The ratios are configurable via allocator_params.kafka_cku_usage_ratio and kafka_cku_shared_ratio. Each portion runs its own fallback chain independently.

Example output (3 identities, $100 CKU cost, 70/30 split):

Identity Usage portion (70%) Shared portion (30%) Total
team-a (50% of bytes) $35.00 (USAGE) $10.00 (SHARED) $45.00
team-b (30% of bytes) $21.00 (USAGE) $10.00 (SHARED) $31.00
team-c (20% of bytes) $14.00 (USAGE) $10.00 (SHARED) $24.00
Total $70.00 $30.00 $100.00

Each row's metadata includes composition_index (0 = usage portion, 1 = shared portion) and composition_ratio (0.70 or 0.30) for auditability.


The UNALLOCATED identity

When the engine cannot attribute a cost to any known identity, it allocates to a synthetic identity called UNALLOCATED with identity_type = "system".

This happens when:

  • No identities exist for a resource in any scope (resource_active, metrics_derived, tenant_period)
  • Allocation fails after retries — the allocation retry limit was exceeded
  • Org-wide costs — costs like AUDIT_LOG_READ and SUPPORT that apply to the entire organization, not a specific resource

UNALLOCATED is automatically excluded from tenant-period identity sets, so it never receives costs via even-split. It only receives costs through the terminal tier of a chain or through explicit org-wide allocation.

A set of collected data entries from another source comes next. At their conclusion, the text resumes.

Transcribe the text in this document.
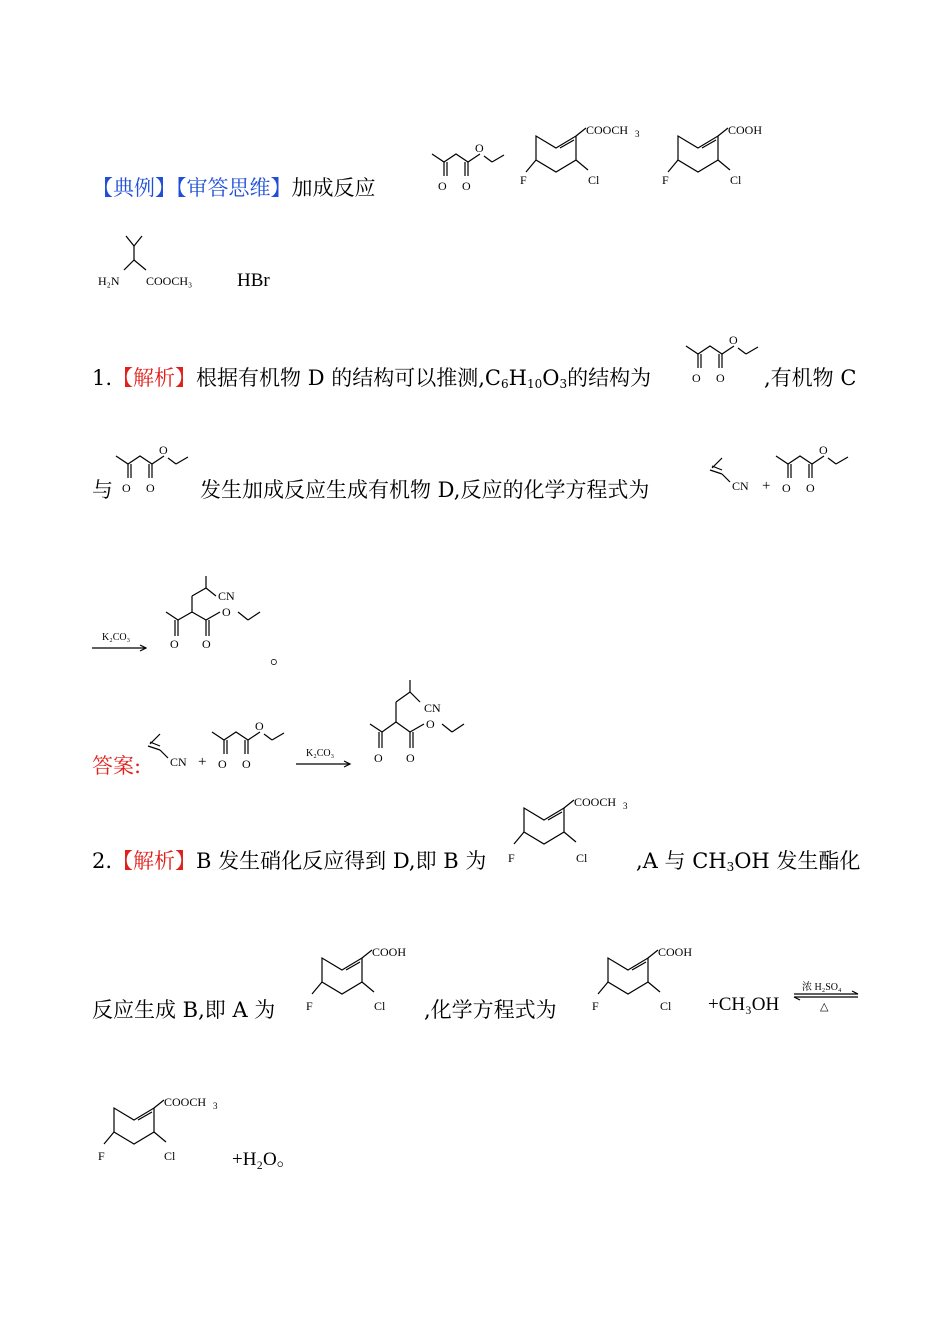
【典例】【审答思维】加成反应	O O
O
COOCH 3
Cl
F
COOH
Cl
F
H₂N COOCH₃ HBr
1.【解析】根据有机物 D 的结构可以推测$,C_6H_{10}O_3$的结构为	O O
O
,有机物 C
与 O O
O
发生加成反应生成有机物 D,反应的化学方程式为	CN + O O
O
K₂CO₃
CN
O
O O	。
答案: CN + O O
O
K₂CO₃
CN
O
O O
2.【解析】B 发生硝化反应得到 D,即 B 为
COOCH 3
Cl
F	,A 与 $CH_3OH$ 发生酯化
反应生成 B,即 A 为
COOH
Cl
F	,化学方程式为
COOH
Cl
F	+CH₃OH
浓 H₂SO₄
△
COOCH 3
Cl
F	+H₂O。
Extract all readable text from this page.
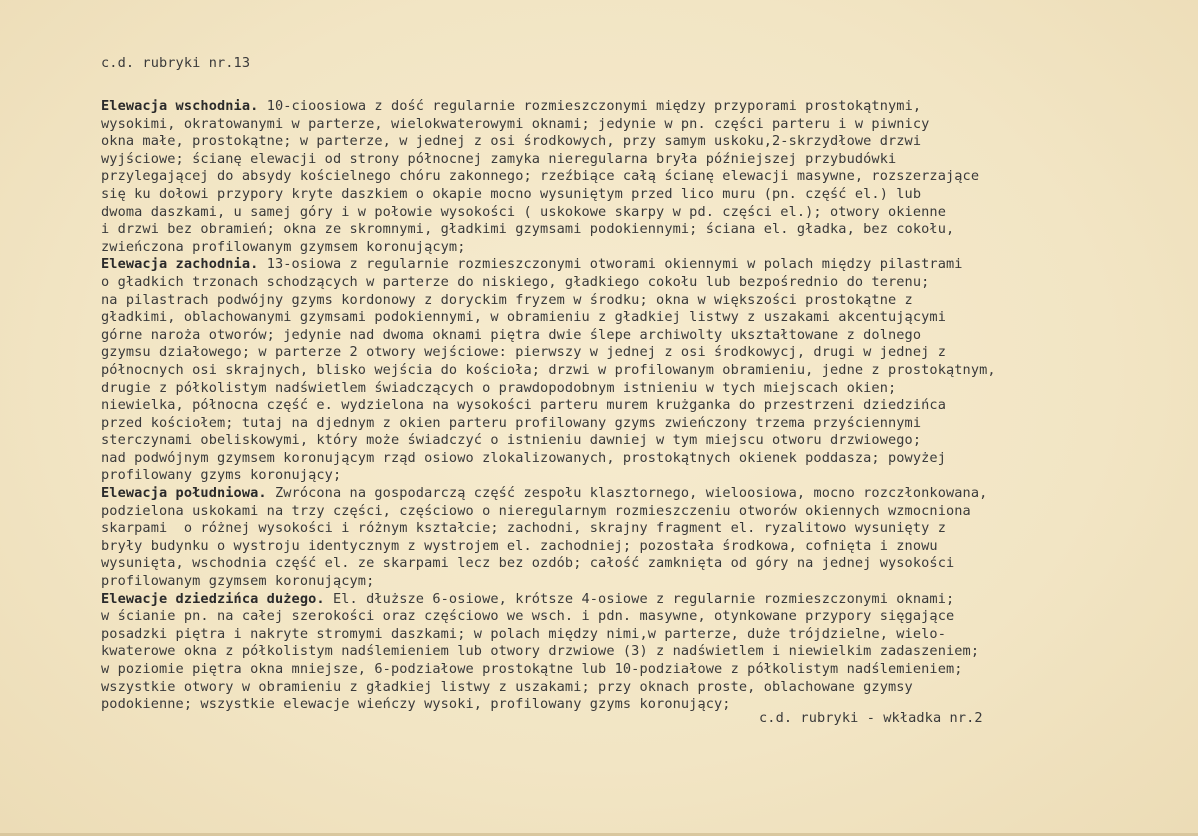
c.d. rubryki nr.13
Elewacja wschodnia. 10-cioosiowa z dość regularnie rozmieszczonymi między przyporami prostokątnymi,
wysokimi, okratowanymi w parterze, wielokwaterowymi oknami; jedynie w pn. części parteru i w piwnicy
okna małe, prostokątne; w parterze, w jednej z osi środkowych, przy samym uskoku,2-skrzydłowe drzwi
wyjściowe; ścianę elewacji od strony północnej zamyka nieregularna bryła późniejszej przybudówki
przylegającej do absydy kościelnego chóru zakonnego; rzeźbiące całą ścianę elewacji masywne, rozszerzające
się ku dołowi przypory kryte daszkiem o okapie mocno wysuniętym przed lico muru (pn. część el.) lub
dwoma daszkami, u samej góry i w połowie wysokości ( uskokowe skarpy w pd. części el.); otwory okienne
i drzwi bez obramień; okna ze skromnymi, gładkimi gzymsami podokiennymi; ściana el. gładka, bez cokołu,
zwieńczona profilowanym gzymsem koronującym;
Elewacja zachodnia. 13-osiowa z regularnie rozmieszczonymi otworami okiennymi w polach między pilastrami
o gładkich trzonach schodzących w parterze do niskiego, gładkiego cokołu lub bezpośrednio do terenu;
na pilastrach podwójny gzyms kordonowy z doryckim fryzem w środku; okna w większości prostokątne z
gładkimi, oblachowanymi gzymsami podokiennymi, w obramieniu z gładkiej listwy z uszakami akcentującymi
górne naroża otworów; jedynie nad dwoma oknami piętra dwie ślepe archiwolty ukształtowane z dolnego
gzymsu działowego; w parterze 2 otwory wejściowe: pierwszy w jednej z osi środkowycj, drugi w jednej z
północnych osi skrajnych, blisko wejścia do kościoła; drzwi w profilowanym obramieniu, jedne z prostokątnym,
drugie z półkolistym nadświetlem świadczących o prawdopodobnym istnieniu w tych miejscach okien;
niewielka, północna część e. wydzielona na wysokości parteru murem krużganka do przestrzeni dziedzińca
przed kościołem; tutaj na djednym z okien parteru profilowany gzyms zwieńczony trzema przyściennymi
sterczynami obeliskowymi, który może świadczyć o istnieniu dawniej w tym miejscu otworu drzwiowego;
nad podwójnym gzymsem koronującym rząd osiowo zlokalizowanych, prostokątnych okienek poddasza; powyżej
profilowany gzyms koronujący;
Elewacja południowa. Zwrócona na gospodarczą część zespołu klasztornego, wieloosiowa, mocno rozczłonkowana,
podzielona uskokami na trzy części, częściowo o nieregularnym rozmieszczeniu otworów okiennych wzmocniona
skarpami  o różnej wysokości i różnym kształcie; zachodni, skrajny fragment el. ryzalitowo wysunięty z
bryły budynku o wystroju identycznym z wystrojem el. zachodniej; pozostała środkowa, cofnięta i znowu
wysunięta, wschodnia część el. ze skarpami lecz bez ozdób; całość zamknięta od góry na jednej wysokości
profilowanym gzymsem koronującym;
Elewacje dziedzińca dużego. El. dłuższe 6-osiowe, krótsze 4-osiowe z regularnie rozmieszczonymi oknami;
w ścianie pn. na całej szerokości oraz częściowo we wsch. i pdn. masywne, otynkowane przypory sięgające
posadzki piętra i nakryte stromymi daszkami; w polach między nimi,w parterze, duże trójdzielne, wielo-
kwaterowe okna z półkolistym nadślemieniem lub otwory drzwiowe (3) z nadświetlem i niewielkim zadaszeniem;
w poziomie piętra okna mniejsze, 6-podziałowe prostokątne lub 10-podziałowe z półkolistym nadślemieniem;
wszystkie otwory w obramieniu z gładkiej listwy z uszakami; przy oknach proste, oblachowane gzymsy
podokienne; wszystkie elewacje wieńczy wysoki, profilowany gzyms koronujący;
c.d. rubryki - wkładka nr.2
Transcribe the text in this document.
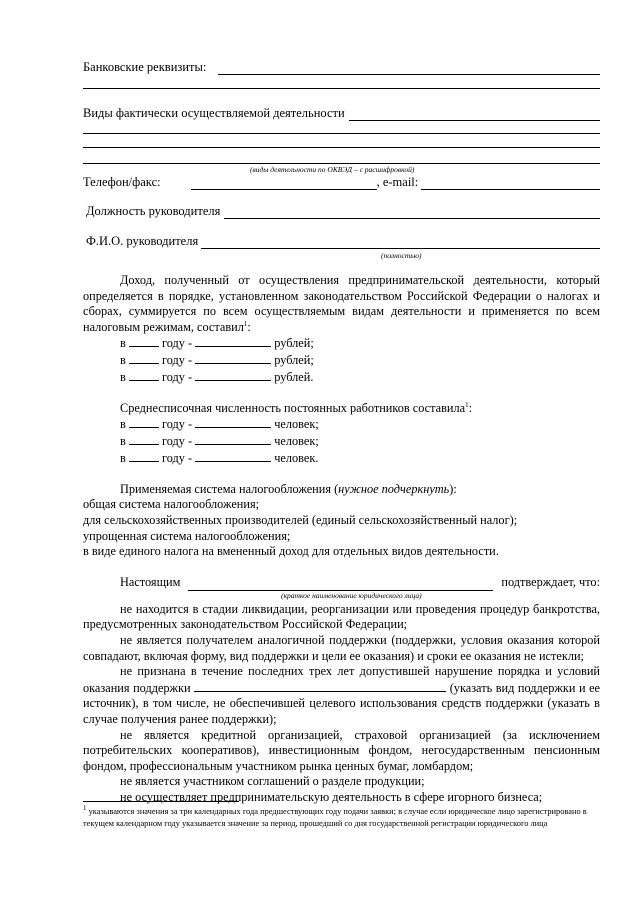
Банковские реквизиты:
Виды фактически осуществляемой деятельности
(виды деятельности по ОКВЭД – с расшифровкой)
Телефон/факс:	, e-mail:
Должность руководителя
Ф.И.О. руководителя
(полностью)

Доход, полученный от осуществления предпринимательской деятельности, который определяется в порядке, установленном законодательством Российской Федерации о налогах и сборах, суммируется по всем осуществляемым видам деятельности и применяется по всем налоговым режимам, составил$^1$:

в	году -	рублей;

в	году -	рублей;

в	году -	рублей.

Среднесписочная численность постоянных работников составила$^1$:

в	году -	человек;

в	году -	человек;

в	году -	человек.

Применяемая система налогообложения (нужное подчеркнуть):

общая система налогообложения;

для сельскохозяйственных производителей (единый сельскохозяйственный налог);

упрощенная система налогообложения;

в виде единого налога на вмененный доход для отдельных видов деятельности.

Настоящим	подтверждает, что:

(краткое наименование юридического лица)

не находится в стадии ликвидации, реорганизации или проведения процедур банкротства, предусмотренных законодательством Российской Федерации;

не является получателем аналогичной поддержки (поддержки, условия оказания которой совпадают, включая форму, вид поддержки и цели ее оказания) и сроки ее оказания не истекли;

не признана в течение последних трех лет допустившей нарушение порядка и условий оказания поддержки	(указать вид поддержки и ее источник), в том числе, не обеспечившей целевого использования средств поддержки (указать в случае получения ранее поддержки);

не является кредитной организацией, страховой организацией (за исключением потребительских кооперативов), инвестиционным фондом, негосударственным пенсионным фондом, профессиональным участником рынка ценных бумаг, ломбардом;

не является участником соглашений о разделе продукции;

не осуществляет предпринимательскую деятельность в сфере игорного бизнеса;

$^1$ указываются значения за три календарных года предшествующих году подачи заявки; в случае если юридическое лицо зарегистрировано в текущем календарном году указывается значение за период, прошедший со дня государственной регистрации юридического лица
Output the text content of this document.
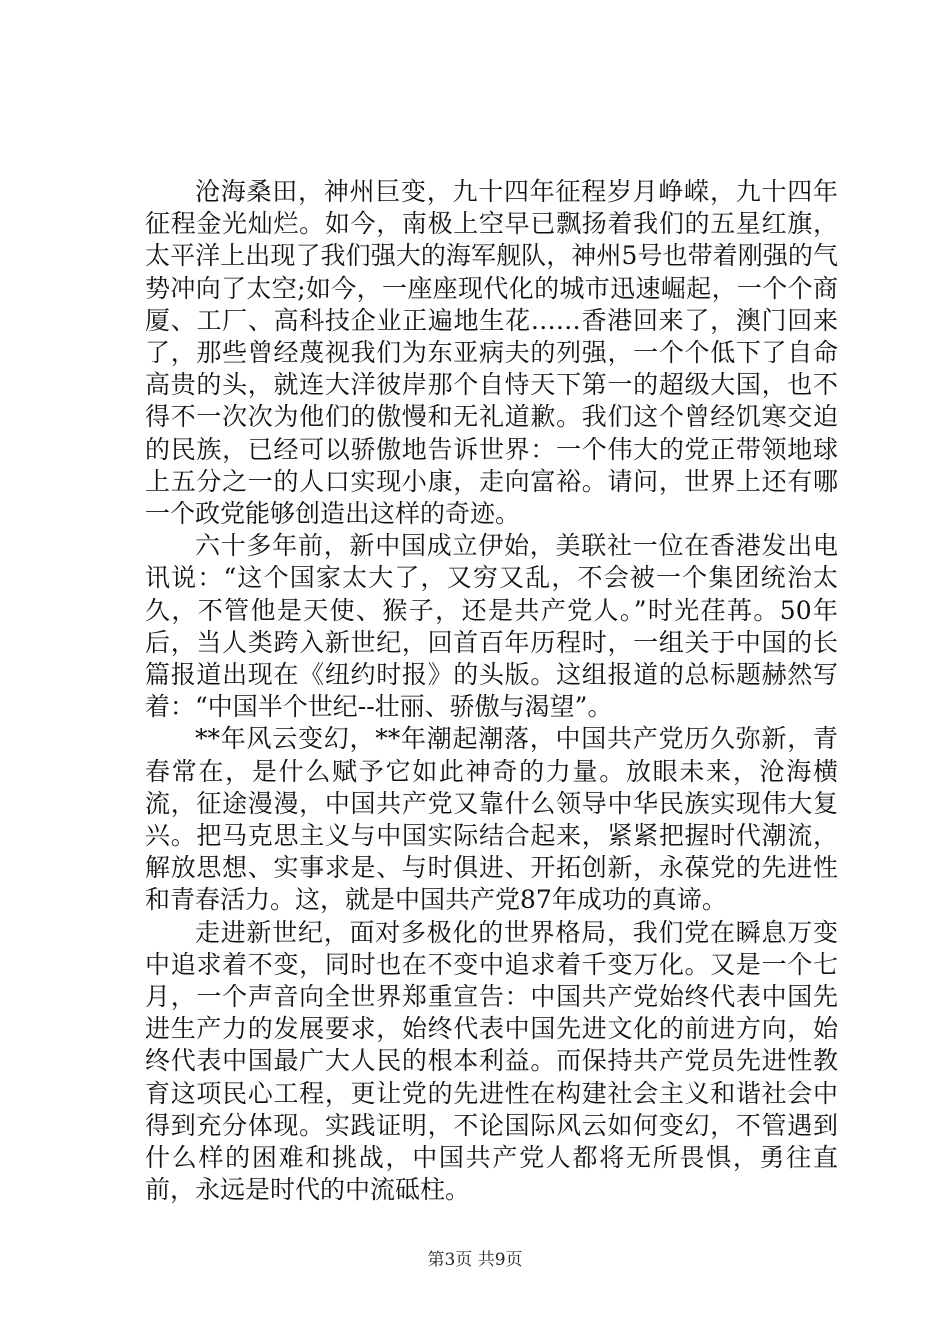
沧海桑田，神州巨变，九十四年征程岁月峥嵘，九十四年征程金光灿烂。如今，南极上空早已飘扬着我们的五星红旗，太平洋上出现了我们强大的海军舰队，神州5号也带着刚强的气势冲向了太空;如今，一座座现代化的城市迅速崛起，一个个商厦、工厂、高科技企业正遍地生花……香港回来了，澳门回来了，那些曾经蔑视我们为东亚病夫的列强，一个个低下了自命高贵的头，就连大洋彼岸那个自恃天下第一的超级大国，也不得不一次次为他们的傲慢和无礼道歉。我们这个曾经饥寒交迫的民族，已经可以骄傲地告诉世界：一个伟大的党正带领地球上五分之一的人口实现小康，走向富裕。请问，世界上还有哪一个政党能够创造出这样的奇迹。

六十多年前，新中国成立伊始，美联社一位在香港发出电讯说：“这个国家太大了，又穷又乱，不会被一个集团统治太久，不管他是天使、猴子，还是共产党人。”时光荏苒。50年后，当人类跨入新世纪，回首百年历程时，一组关于中国的长篇报道出现在《纽约时报》的头版。这组报道的总标题赫然写着：“中国半个世纪--壮丽、骄傲与渴望”。

**年风云变幻，**年潮起潮落，中国共产党历久弥新，青春常在，是什么赋予它如此神奇的力量。放眼未来，沧海横流，征途漫漫，中国共产党又靠什么领导中华民族实现伟大复兴。把马克思主义与中国实际结合起来，紧紧把握时代潮流，解放思想、实事求是、与时俱进、开拓创新，永葆党的先进性和青春活力。这，就是中国共产党87年成功的真谛。

走进新世纪，面对多极化的世界格局，我们党在瞬息万变中追求着不变，同时也在不变中追求着千变万化。又是一个七月，一个声音向全世界郑重宣告：中国共产党始终代表中国先进生产力的发展要求，始终代表中国先进文化的前进方向，始终代表中国最广大人民的根本利益。而保持共产党员先进性教育这项民心工程，更让党的先进性在构建社会主义和谐社会中得到充分体现。实践证明，不论国际风云如何变幻，不管遇到什么样的困难和挑战，中国共产党人都将无所畏惧，勇往直前，永远是时代的中流砥柱。

第3页 共9页
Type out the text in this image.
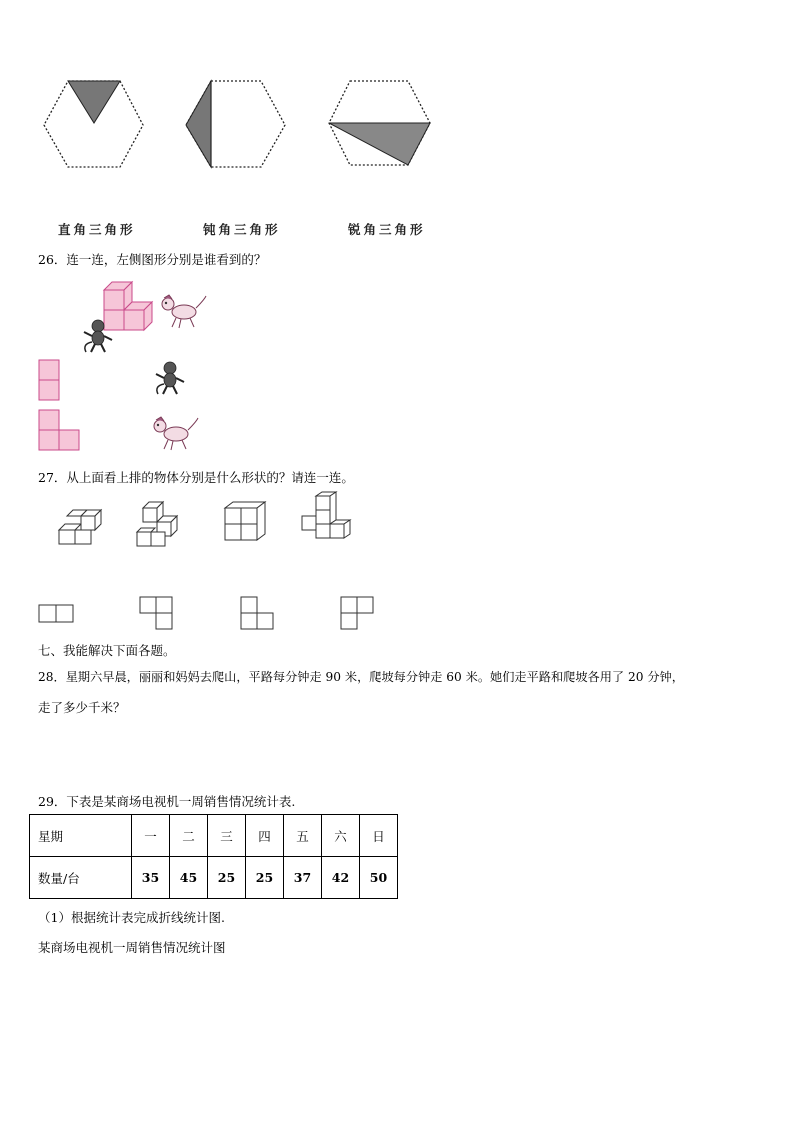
直角三角形	钝角三角形	锐角三角形
26．连一连，左侧图形分别是谁看到的？
27．从上面看上排的物体分别是什么形状的？请连一连。
七、我能解决下面各题。
28．星期六早晨，丽丽和妈妈去爬山，平路每分钟走 90 米，爬坡每分钟走 60 米。她们走平路和爬坡各用了 20 分钟，
走了多少千米？
29．下表是某商场电视机一周销售情况统计表.
星期	一	二	三	四	五	六	日
数量/台	35	45	25	25	37	42	50
（1）根据统计表完成折线统计图.
某商场电视机一周销售情况统计图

UNALLOCATED is not an error

For org-wide costs, allocating to UNALLOCATED is the correct behavior. For resource-specific costs, it indicates missing identity data — check your identity source configuration and the allocation_detail field on the chargeback rows.


Active fraction adjustment

Before allocation, costs are adjusted for resource lifecycle. If a resource was only active for part of the billing window (e.g., it was created mid-day or deleted mid-day), the engine computes an active_fraction and adjusts the cost proportionally.

active_fraction = active_hours ÷ billing_window_hours
split_amount    = total_cost × active_fraction

A resource created at noon on a daily billing window has active_fraction = 0.5, so only half the daily cost is allocated. The remaining half stays with the billing line (it was incurred but not attributable to this resource for the full window).


Precision guarantees

All cost arithmetic uses Python Decimal with 4-decimal precision ($0.0001). Floating-point is never used for money.

Guarantees:

  1. Sum-to-total — The sum of all ChargebackRows for a billing line always equals the input split_amount (which is total_cost × active_fraction). Rounding remainders are distributed deterministically.

  2. Deterministic — Given the same inputs (billing lines, identities, metrics), allocation produces identical output. The remainder distribution is order-dependent (first identity gets the extra cent), and identity lists are sorted before allocation.

  3. Auditable — Every row includes allocation_method (even_split, usage_ratio, terminal), allocation_detail (which tier fired), and metadata (chain_tier, composition_index, composition_ratio, usage ratio per identity).